Another reason that makes BIG so successful in developing innovative toy concepts is because it does not manufacture. Therefore, it can build relationships with many players in the industry and beyond. These include manufacturers, marketers, customers, engineers and designers. Manufacturers shy away from building such kind of relationships with fellow manufacturers for fear of competition. As explained in the case study, the toy market in the United States is saturated. This means that no manufacturer may want to take the risk of sharing its innovative concepts with rivals. Capitalizing on this fear, BIG built strong relationships with several stakeholders in the industry to commercialize its innovative concepts. Additionally, BIG has invested in continuous product improvement systems and programs to keep its innovation pace ahead of stiff competition.
Question 2 Response
Just like any other business, it is possible for other companies to replicate BIG’s business model. However, as illustrated in the case study, BIG has put adequate measures in place to deter potential competitors from replicating its business model. The first measure that ensures that the company’s products are commercially successful is innovation. BIG has invested in developing innovative toy concepts, which it sells to manufacturers. Since the products are very innovative and capable of adding value to consumers, manufacturers find the concepts to be commercially viable. If the concepts are accepted by a large number of toy manufacturers, BIG will have monopoly in the market. Currently, the company controls a substantial market share for its kind of business. This will certainly deter any competitors from replicating BIG’s business, thereby making it very sustainable (Edvardsson, 32).
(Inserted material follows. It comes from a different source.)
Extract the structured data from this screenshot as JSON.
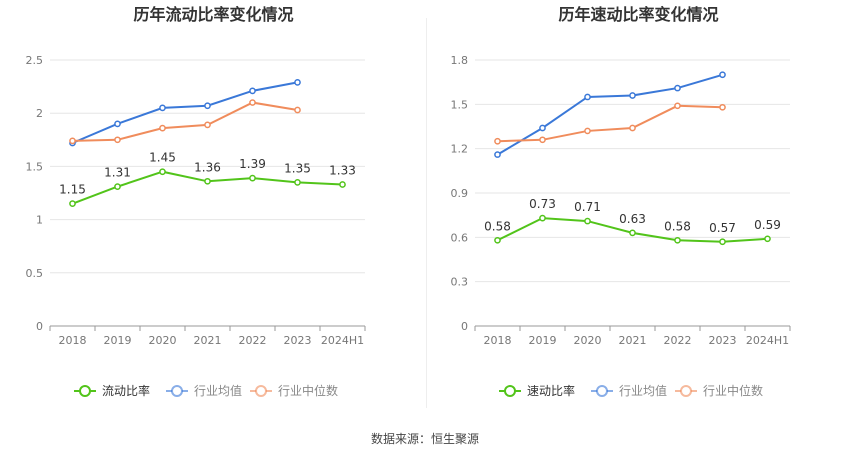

Secondly, BIG’s innovative concepts are versatile. This means that the company can succeed in a world of changing customer demands and volatile prices. Essentially, BIG’s business is guaranteed to be sustainable despite uncertainties of the future. Sustainability is a key aspect that will deter competitors from replicating the concepts. Competitors understand that if BIG is very successful, it will have enough resources to influence future developments in the lucrative industry.
The last measure that makes it difficult for competitors to replicate BIG’s business model is continuous innovations. Unlike other companies, which rely on the R&D department to come up with innovative solutions, BIG hold shows where independent innovators showcase their products. BIG then selects the best products. Through this process, BIG does not incur unnecessary expenses in hiring and training innovators. Competitors may lack the capacity to organize for such large shows and hence cannot replicate BIG’s business. Even if competitors were to replicate BIG’s business, they would find it difficult to negotiate with manufacturers because BIG has already signed contracts with the majority of the manufacturers.
Question 3 Response
It is possible for BIG to replicate its business in other industries such as lawn and garden. Part of the reasons why BIG was so successful in the toy industry is that the industry is very dynamic as customers demand change very often. BIG realized that this was not a challenge for toy manufacturers but an opportunity to develop more innovative products. Accordingly, the company ventured into the business of developing innovative toy designs and selling them to manufacturers. The same can happen in the lawn and garden industry. This industry is very dynamic just like toys industry. Consumers in the lawn and garden industry have high expectations in regards to product quality and price. These expectations can only be met by replicating BIG’s business models.
According to Edvardsson (31), successful businesses in one industry can be replicated in other industries if the underlying business concept is similar. Just as children always desire better new toys, homeowners also expect better and innovative gardening equipment and tools. Therefore, BIG can organize similar shows such as the toys shows to get ideas from lawn and garden innovators. To effect this, BIG only needs to identify problems facing users of laws and gardening products. The company can also get vital information from manufacturers and sellers of these products. With such information, BIG can develop innovative solutions.
Work Cited
Edvardsson, Bolly. Quality in new service development: Key concepts and a frame of reference. International Journal of Production Economics, 52 (2): 31–46, 2007.